La « Proposition 22 » prévoit que les dizaines de milliers de chauffeurs californiens resteront indépendants mais aussi qu’ils recevront des compensations : un revenu minimum garanti, une contribution à une assurance santé et d’autres assurances, en fonction du nombre d’heures travaillées par semaine.
« Le futur du travail indépendant est mieux assuré désormais, grâce aux nombreux conducteurs comme vous qui se sont fait entendre, et que les électeurs dans tout l’Etat ont écouté », a écrit Dara Khosrowshahi, le patron d’Uber, dans une lettre adressée aux chauffeurs. Il leur précise que son entreprise va revenir vers eux dans les semaines prochaines pour leur expliquer « à quoi s’attendre » et « comment tirer le meilleur parti de ces nouveaux avantages ».
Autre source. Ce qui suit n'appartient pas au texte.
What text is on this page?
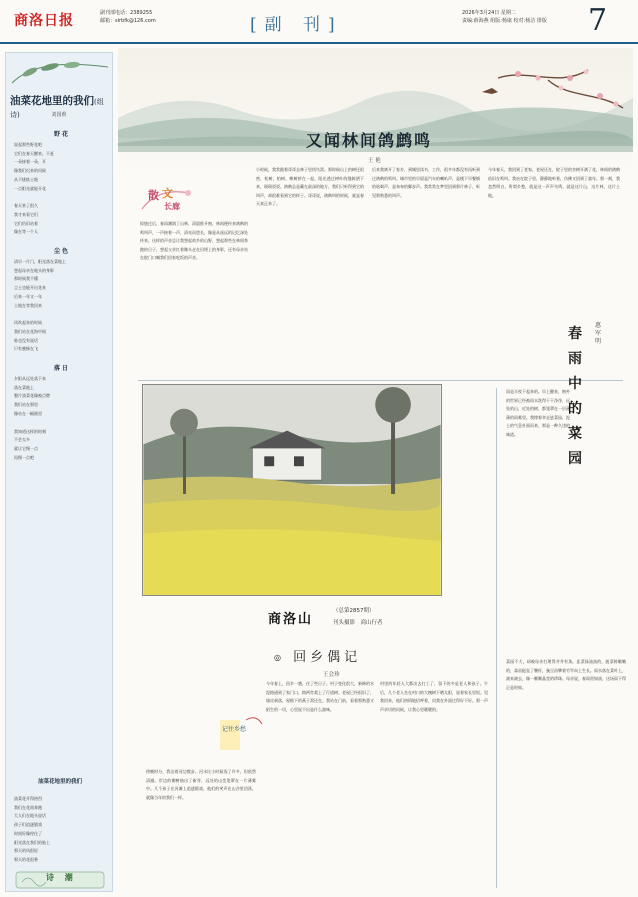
商洛日报	副刊部电话：2389255
邮箱：slrbfk@126.com	[副 刊]
2026年3月24日 星期二
责编:薛海燕 组版:杨康 校对:杨洁 排版 7
油菜花地里的我们(组诗)	刘国莉
野 花
说起那些野花吧
它们在春天醒来，不赶
一朵接着一朵，开
像我们迟来的问候
从不挑拣土地
一点阳光就能开花
春天来了很久
我才来看它们
它们仍旧站着
像在等一个人
尘 色
清早一片门，阳光落在菜地上
想起母亲在地头的身影
那时候我不懂
尘土也能开出花来
后来一年又一年
土地在等我回来
风吹起来的时候
我们站在花海中间
谁也没有说话
只有蜜蜂在飞
落 日
夕阳从远处落下来
落在菜地上
整片油菜花像被点燃
我们站在那里
像站在一幅画里
我知道这样的时刻
不会太多
就让它慢一点
再慢一点吧
油菜花地里的我们
油菜花开得热烈
我们在花间奔跑
大人们在地头说话
孩子们追逐嬉戏
时间好像停住了
阳光落在我们的脸上
那天的风很轻
那天的花很香
诗 潮
又闻林间鸽鹧鸣
王 艳
散 文
长廊
惊蛰过后，春雨潮润了山林，清晨推开窗，林间便传来鸽鹧的鸣叫声，一声接着一声，清亮而悠长，像是从遥远的记忆深处传来。这样的声音总让我想起故乡的山野，想起那些在林间奔跑的日子，想起父亲扛着锄头走在田埂上的身影，还有母亲站在院门口喊我们回家吃饭的声音。
小时候，我常跟着哥哥去林子里找鸟窝。那时候山上的树还很密，松树、柏树、橡树挤在一起，阳光透过树叶的缝隙洒下来，斑斑驳驳。鸽鹧总是藏在最深的地方，我们只听得到它的叫声，却很难看到它的样子。哥哥说，鸽鹧叫的时候，就是春天真正来了。
后来我离开了家乡，到城里读书、工作，很多年都没有再听到过鸽鹧的鸣叫。城市里的早晨是汽车的喇叭声，是楼下早餐铺的吆喝声，是匆匆的脚步声。我常常在梦里回到那片林子，听见那熟悉的叫声。
今年春天，我回到了老家。老屋还在，院子里的杏树开满了花，林间的鸽鹧依旧在鸣叫。我站在院子里，静静地听着，仿佛又回到了童年。那一刻，我忽然明白，所谓乡愁，就是这一声声鸟鸣，就是这片山，这片林，这片土地。
商洛山
（总第2857期）
刊头摄影　商山行者
◎ 回乡偶记
王会珍
记往乡愁
今年春上，回乡一趟，住了些日子。村子变化很大，新修的水泥路通到了家门口，路两旁栽上了行道树。老屋已经很旧了，墙皮剥落，屋檐下的燕子窝还在。我站在门前，看着那熟悉又陌生的一切，心里说不出是什么滋味。
村里的年轻人大都出去打工了，留下的多是老人和孩子。午后，几个老人坐在村口的大槐树下晒太阳，说着家长里短。见我回来，他们热情地招呼着，问我在外面过得好不好。那一声声亲切的问候，让我心里暖暖的。
傍晚时分，我沿着河边散步。河水比小时候浅了许多，但依然清澈。岸边的柳树抽出了新芽，远处的山峦笼罩在一片薄雾中。几个孩子在河滩上追逐嬉戏，他们的笑声在山谷里回荡，就像当年的我们一样。
雨是半夜下起来的。早上醒来，窗外的世界已经被雨水洗得干干净净，远处的山，近处的树，都笼罩在一层薄薄的雨雾里。我撑着伞走进菜园，泥土的气息扑面而来，那是一种久违的味道。
菜园不大，却被母亲打理得井井有条。韭菜绿油油的，菠菜鲜嫩嫩的，蒜苗挺直了腰杆，豌豆苗攀着竹竿向上生长。雨水落在菜叶上，滚来滚去，像一颗颗晶莹的珍珠。母亲说，春雨贵如油，这场雨下得正是时候。
春雨中的菜园
惠军明
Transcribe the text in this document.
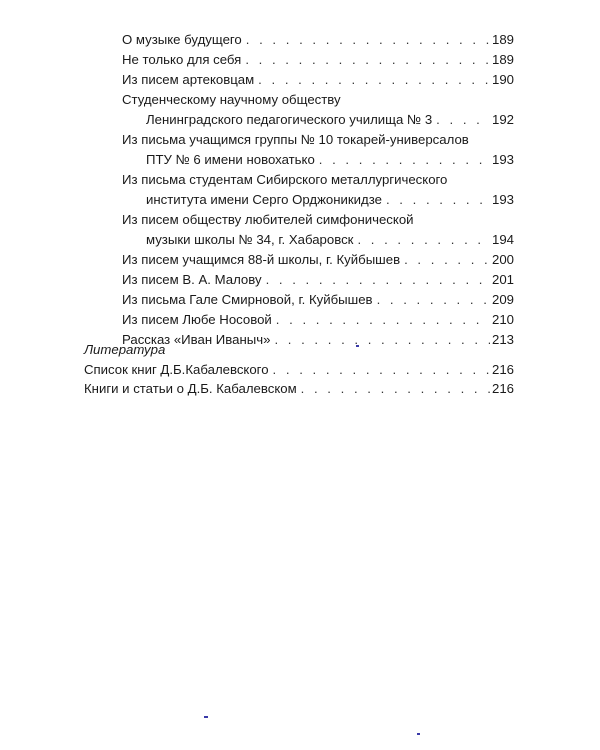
О музыке будущего . . .	189
Не только для себя . . .	189
Из писем артековцам . . .	190
Студенческому научному обществу
Ленинградского педагогического училища № 3 . . .	192
Из письма учащимся группы № 10 токарей-универсалов
ПТУ № 6 имени новохатько . . .	193
Из письма студентам Сибирского металлургического
института имени Серго Орджоникидзе . . .	193
Из писем обществу любителей симфонической
музыки школы № 34, г. Хабаровск . . .	194
Из писем учащимся 88-й школы, г. Куйбышев . . .	200
Из писем В. А. Малову . . .	201
Из письма Гале Смирновой, г. Куйбышев . . .	209
Из писем Любе Носовой . . .	210
Рассказ «Иван Иваныч» . . .	213
Литература
Список книг Д.Б.Кабалевского . . .	216
Книги и статьи о Д.Б. Кабалевском . . .	216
Les marchés réagissent favorable à la nouvelle. L’action Uber a bondi de 16% et Lyft de 19%, selon Markets Insider. A l’heure où nous publions ces lignes (14h30, heure de Paris), l’action Uber est en hausse de 12,26% et Lyft de 16,21% dans le échanges d’avant-Bourse. Les deux groupes basés à San Francisco, et leurs alliés Postmates, DoorDash et Instacart — spécialisés dans la livraison — ont dépensé plus de 200 millions de dollars pour leur campagne, contre moins de 20 millions du côté des opposants, ce qui en fait l’un des référendums les plus chers de l’histoire de l’Etat. Il était suivi de près pour voir si la Californie allait parvenir à dompter la « gig economy ».
La question n’est pas réglée définitivement
L’avènement des VTC s’est accompagné de tensions politiques et sociales partout dans le monde, notamment avec l’industrie des taxis. En Californie, de nombreux élus démocrates et syndicats accusent Uber et ses homologues de chercher à échapper aux lois du travail et de léser leurs chauffeurs. « Nous sommes dévastés par ce résultat injuste », a réagi Erica Mighetto, conductrice Uber depuis quatre ans. « Même si je ne devrais pas être surprise par le fait que des firmes milliardaires puissent acheter des moyens d’échapper aux lois ». Elle faisait campagne depuis des semaines pour le « non » : « Je pense que la plupart des gens voulaient voter en notre faveur. Mais ils ont vu toutes ces pubs pour les convaincre que nous voulons rester indépendants. Alors qu’en réalité, nous n’avons jamais été indépendants ».
Les chauffeurs étaient divisés entre ceux qui voudraient des avantages sociaux comme n’importe quel salariés, faisant valoir que les termes de la relation avec Uber sont de toute façon déterminés par la société, et les adeptes de la flexibilité avant tout, qui veulent pouvoir décider de leurs horaires. La victoire au référendum ne signifie pas nécessairement que le sujet est réglé. Les syndicats « ont choisi de garder leurs fonds pour la prochaine étape : remettre en cause la constitutionnalité de la mesure », observait fin octobre David McCuan, professeur de sciences politiques à l’université de Sonoma.
Uber et Lyft sont déjà engagés dans un bras de fer judiciaire avec la Californie, Etat américain le plus peuplé et le plus riche. Lors d’une audience en octobre, l’avocat d’Uber, Theodore Boutrous, avait fait valoir que la société n’était « pas une entité de recrutement » ni « une entreprise de transports » mais une « plateforme multidimensionnelle qui permet de mettre en contact des passagers et des chauffeurs. » Matthew Goldberg, qui défend l’Etat de Californie et les villes de San Francisco, Los Angeles et San Diego, avait rétorqué que les chauffeurs étaient lésés, car ils ne peuvent actuellement pas prétendre à de nombreuses protections sociales, telles que le salaire minimum, le remboursement des frais professionnels ou le congé familial.